I'm currently trying to compute matrix exponentiation, and for that I use the well known algorithm of exponentiation by squaring.
def mat_mul(a, b):
n = len(a)
c = []
for i in range(n):
c.append([0]*n)
for j in range(n):
for k in range(n) :
c[i][j] += (a[i][k]*b[k][j])
return c
def mat_pow(a, n):
if n<=0:
return None
if n==1:
return a
if n==2:
return mat_mul(a, a)
t1 = mat_pow(a, n//2)
if n%2 == 0:
return mat_mul(t1, t1)
return mat_mul(t1, mat_mul(a, t1))
The problem is that my algorithm is still too slow, and after some research, I found out that it was because contrary to what I thought, the time of matrix multiplication depends on the matrix size and on the numbers in the matrix.
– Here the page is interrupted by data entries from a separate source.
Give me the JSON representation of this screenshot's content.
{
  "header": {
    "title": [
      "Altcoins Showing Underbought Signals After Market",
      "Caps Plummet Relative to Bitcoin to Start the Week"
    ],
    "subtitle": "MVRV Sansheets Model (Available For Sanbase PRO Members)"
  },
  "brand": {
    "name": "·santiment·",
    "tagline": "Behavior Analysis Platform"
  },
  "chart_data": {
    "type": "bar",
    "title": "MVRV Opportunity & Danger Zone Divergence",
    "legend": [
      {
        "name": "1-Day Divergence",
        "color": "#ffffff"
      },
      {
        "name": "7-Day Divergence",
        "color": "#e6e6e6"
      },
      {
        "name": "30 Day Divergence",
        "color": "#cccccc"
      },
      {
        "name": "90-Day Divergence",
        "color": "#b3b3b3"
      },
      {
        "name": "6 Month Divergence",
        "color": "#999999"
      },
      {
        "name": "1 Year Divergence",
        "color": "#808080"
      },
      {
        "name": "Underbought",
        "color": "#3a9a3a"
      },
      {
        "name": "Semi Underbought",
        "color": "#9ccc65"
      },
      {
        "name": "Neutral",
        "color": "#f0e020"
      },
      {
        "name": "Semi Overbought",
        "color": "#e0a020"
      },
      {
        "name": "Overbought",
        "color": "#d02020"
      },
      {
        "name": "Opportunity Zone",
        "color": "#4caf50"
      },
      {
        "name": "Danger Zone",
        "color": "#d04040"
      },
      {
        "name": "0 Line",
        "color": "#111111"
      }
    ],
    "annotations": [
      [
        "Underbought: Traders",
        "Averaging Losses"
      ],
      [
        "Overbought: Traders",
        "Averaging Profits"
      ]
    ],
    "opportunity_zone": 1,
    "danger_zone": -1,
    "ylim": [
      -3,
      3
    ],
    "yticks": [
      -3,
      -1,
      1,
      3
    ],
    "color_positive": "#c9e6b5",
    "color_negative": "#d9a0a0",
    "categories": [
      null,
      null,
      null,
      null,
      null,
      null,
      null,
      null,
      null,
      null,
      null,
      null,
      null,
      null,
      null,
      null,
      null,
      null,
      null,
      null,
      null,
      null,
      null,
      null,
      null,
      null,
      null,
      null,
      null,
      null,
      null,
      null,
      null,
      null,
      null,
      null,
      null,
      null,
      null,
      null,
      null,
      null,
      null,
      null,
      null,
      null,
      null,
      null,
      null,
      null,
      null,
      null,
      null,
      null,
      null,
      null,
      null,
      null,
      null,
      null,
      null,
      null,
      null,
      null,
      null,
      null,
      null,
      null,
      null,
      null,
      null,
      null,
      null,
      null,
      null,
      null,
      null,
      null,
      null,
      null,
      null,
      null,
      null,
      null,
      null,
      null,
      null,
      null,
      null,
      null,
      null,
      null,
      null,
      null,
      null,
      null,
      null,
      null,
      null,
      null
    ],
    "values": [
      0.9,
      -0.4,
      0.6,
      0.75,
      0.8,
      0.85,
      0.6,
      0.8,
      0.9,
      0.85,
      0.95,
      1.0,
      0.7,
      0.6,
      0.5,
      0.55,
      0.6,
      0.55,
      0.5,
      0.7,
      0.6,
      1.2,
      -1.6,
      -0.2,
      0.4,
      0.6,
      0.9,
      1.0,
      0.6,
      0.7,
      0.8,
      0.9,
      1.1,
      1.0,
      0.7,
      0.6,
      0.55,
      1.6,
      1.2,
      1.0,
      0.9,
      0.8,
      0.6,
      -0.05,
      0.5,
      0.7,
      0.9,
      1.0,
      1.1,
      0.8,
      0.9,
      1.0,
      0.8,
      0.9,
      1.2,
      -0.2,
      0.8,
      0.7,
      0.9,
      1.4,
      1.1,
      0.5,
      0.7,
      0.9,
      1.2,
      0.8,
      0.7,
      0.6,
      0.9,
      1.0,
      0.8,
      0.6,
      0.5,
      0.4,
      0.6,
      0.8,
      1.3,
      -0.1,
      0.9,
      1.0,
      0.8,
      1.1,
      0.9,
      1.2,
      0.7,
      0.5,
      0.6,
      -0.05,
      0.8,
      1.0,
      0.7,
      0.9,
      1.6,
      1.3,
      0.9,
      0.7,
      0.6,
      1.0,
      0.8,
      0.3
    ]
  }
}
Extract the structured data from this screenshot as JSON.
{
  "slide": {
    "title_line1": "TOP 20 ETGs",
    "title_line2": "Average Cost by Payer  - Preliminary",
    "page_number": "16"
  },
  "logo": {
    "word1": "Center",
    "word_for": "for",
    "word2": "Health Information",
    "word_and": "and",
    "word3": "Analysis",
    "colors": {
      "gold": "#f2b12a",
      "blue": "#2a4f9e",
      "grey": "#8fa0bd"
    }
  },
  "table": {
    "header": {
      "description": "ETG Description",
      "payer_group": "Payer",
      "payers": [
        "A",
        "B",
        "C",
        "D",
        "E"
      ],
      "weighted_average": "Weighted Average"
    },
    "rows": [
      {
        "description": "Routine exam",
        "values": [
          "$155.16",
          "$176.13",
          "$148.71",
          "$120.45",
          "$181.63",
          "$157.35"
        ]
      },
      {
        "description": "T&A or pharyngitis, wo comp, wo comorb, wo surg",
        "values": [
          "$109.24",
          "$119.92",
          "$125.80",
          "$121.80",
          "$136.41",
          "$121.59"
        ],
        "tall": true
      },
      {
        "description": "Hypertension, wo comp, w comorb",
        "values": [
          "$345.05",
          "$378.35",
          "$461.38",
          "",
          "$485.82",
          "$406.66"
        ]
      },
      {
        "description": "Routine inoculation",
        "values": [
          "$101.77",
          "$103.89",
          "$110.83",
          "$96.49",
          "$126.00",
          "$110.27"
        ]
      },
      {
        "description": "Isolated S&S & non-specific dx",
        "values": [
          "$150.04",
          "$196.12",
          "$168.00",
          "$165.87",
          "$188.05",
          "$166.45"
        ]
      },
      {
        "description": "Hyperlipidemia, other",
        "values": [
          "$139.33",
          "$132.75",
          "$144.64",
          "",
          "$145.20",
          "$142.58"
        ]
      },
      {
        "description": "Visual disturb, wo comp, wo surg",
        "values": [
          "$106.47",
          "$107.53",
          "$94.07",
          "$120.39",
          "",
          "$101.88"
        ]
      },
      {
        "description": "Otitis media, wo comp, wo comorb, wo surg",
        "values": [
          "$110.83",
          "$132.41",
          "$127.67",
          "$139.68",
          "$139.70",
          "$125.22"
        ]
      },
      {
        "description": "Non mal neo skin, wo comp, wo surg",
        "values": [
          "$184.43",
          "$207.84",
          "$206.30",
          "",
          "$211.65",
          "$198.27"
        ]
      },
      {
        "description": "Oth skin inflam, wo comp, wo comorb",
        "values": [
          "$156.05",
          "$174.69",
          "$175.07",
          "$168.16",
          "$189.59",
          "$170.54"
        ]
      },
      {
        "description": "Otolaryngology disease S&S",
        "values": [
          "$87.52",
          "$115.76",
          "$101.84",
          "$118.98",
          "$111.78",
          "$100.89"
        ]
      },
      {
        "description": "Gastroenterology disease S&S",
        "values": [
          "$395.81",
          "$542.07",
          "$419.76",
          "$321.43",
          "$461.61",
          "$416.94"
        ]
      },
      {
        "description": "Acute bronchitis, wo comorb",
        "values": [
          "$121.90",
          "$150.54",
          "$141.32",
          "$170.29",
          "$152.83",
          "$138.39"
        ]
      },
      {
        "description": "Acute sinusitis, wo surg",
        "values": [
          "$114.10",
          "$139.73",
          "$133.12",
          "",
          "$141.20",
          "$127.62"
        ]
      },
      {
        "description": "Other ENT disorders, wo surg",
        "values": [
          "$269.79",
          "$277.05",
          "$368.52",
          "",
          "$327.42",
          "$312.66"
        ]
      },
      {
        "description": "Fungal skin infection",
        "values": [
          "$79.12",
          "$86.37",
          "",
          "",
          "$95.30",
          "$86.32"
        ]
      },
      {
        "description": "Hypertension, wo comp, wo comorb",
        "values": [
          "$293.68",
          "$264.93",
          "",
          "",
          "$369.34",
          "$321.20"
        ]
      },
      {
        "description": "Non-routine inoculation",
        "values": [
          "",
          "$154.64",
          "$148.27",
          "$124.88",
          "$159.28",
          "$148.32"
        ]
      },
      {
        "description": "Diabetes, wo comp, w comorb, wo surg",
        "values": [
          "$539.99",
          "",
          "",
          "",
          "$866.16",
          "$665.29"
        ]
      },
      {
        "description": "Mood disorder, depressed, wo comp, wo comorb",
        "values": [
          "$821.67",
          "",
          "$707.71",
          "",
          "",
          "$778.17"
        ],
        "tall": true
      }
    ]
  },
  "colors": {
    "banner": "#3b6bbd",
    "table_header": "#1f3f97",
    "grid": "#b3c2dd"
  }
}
In fact, the numbers in my matrix become very large, so after some time, the multiplication becomes way slower. Typically, I have M, a 13*13 matrix filled with random 1 and 0, and I want to compute M(108). The integers in the matrix can have hundreds of digits. I'd like to know if there is a way to avoid that problem.
I've seen that I could use matrix diagonalization, but the problem is I can't use external libraries (like numpy). So the diagonalization algorithm seems a bit too complicated.